Peki, son verilere göre kim, hangi elemanı arıyor diye de baktım. İşverenler, şu sıralar en çok işçi arıyor. İşverenlerden, İŞKUR’a gelen 107 bin eleman talebinin 20 bine yakını işçi arayanlardan kaynaklanıyor. Aranan meslekler arasında ikinci sırayı ise satış danışmanlığı alıyor. İşverenler, 5 bine yakın satış danışmanı almak için İŞKUR’a başvuruda bulunmuş. Turizm sezonunun açılmasına az bir zaman kala işverenlerden bu alanda da eleman talebi yoğunlaşıyor. Şu sıralar ahçısından servis elemanına, resepsiyonistinden animatörüne kadar turizmde çalışacak 5 binin üzerinde eleman aranıyor ki, bunların 2 bine yakını turizm ve otelcilik elemanı.
ASIL SORUN ARA ELEMAN
İŞKUR’a, işverenlerden gelen eleman taleplerini incelediğimde de büyük çoğunluğunun ara eleman diye adlandırılan meslekler olduğu da görülüyor. Gazaltı kaynakçısı, torna tezgahı operatörü gibi imalat sanayinde en çok ihtiyaç duyulan, üniversitelerde okutulmayan, okutulsa da üzerinden şöyle geçilen ama asıl meslek liselerinde okutulan ve uzmanlaştırılan meslekler. İşte işverenler de bu işlere eleman arıyor.

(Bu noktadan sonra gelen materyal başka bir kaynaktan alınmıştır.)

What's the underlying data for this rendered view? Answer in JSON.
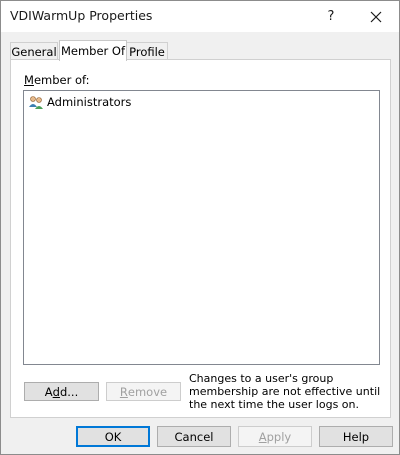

Durumu anlamak için hem uzmanlarla hem de sanayicilerle konuştum. İmalat sanayinde, ara eleman olarak aranan kişilere ödenen net maaş 7-8 bin liralardan başlıyor. Altını çizeyim, bu rakamlardan başlıyor. Ama çalışacak eleman bulunamadığından üniversitenin makine mühendisliği bölümünü bitirmiş kişi işe alınıyor, eğitilmesi için ustanın yanına veriliyor; kimi öğreniyor, ama eğitim uzun sürüyor, kimi öğrenmek istemediğinden işi bırakıyor. Çoğunluk da üniversite mezunu olduğundan ustanın yanında çırak olarak ödenen maaşı istemiyor. O da haklı, yıllarca üniversite okumuş, gazaltı kaynakçısı olmak istemiyor. İşveren de haklı, makine mühendisine değil işin sürekliliğini sağlayacak ara elemanı asıl ihtiyacı var.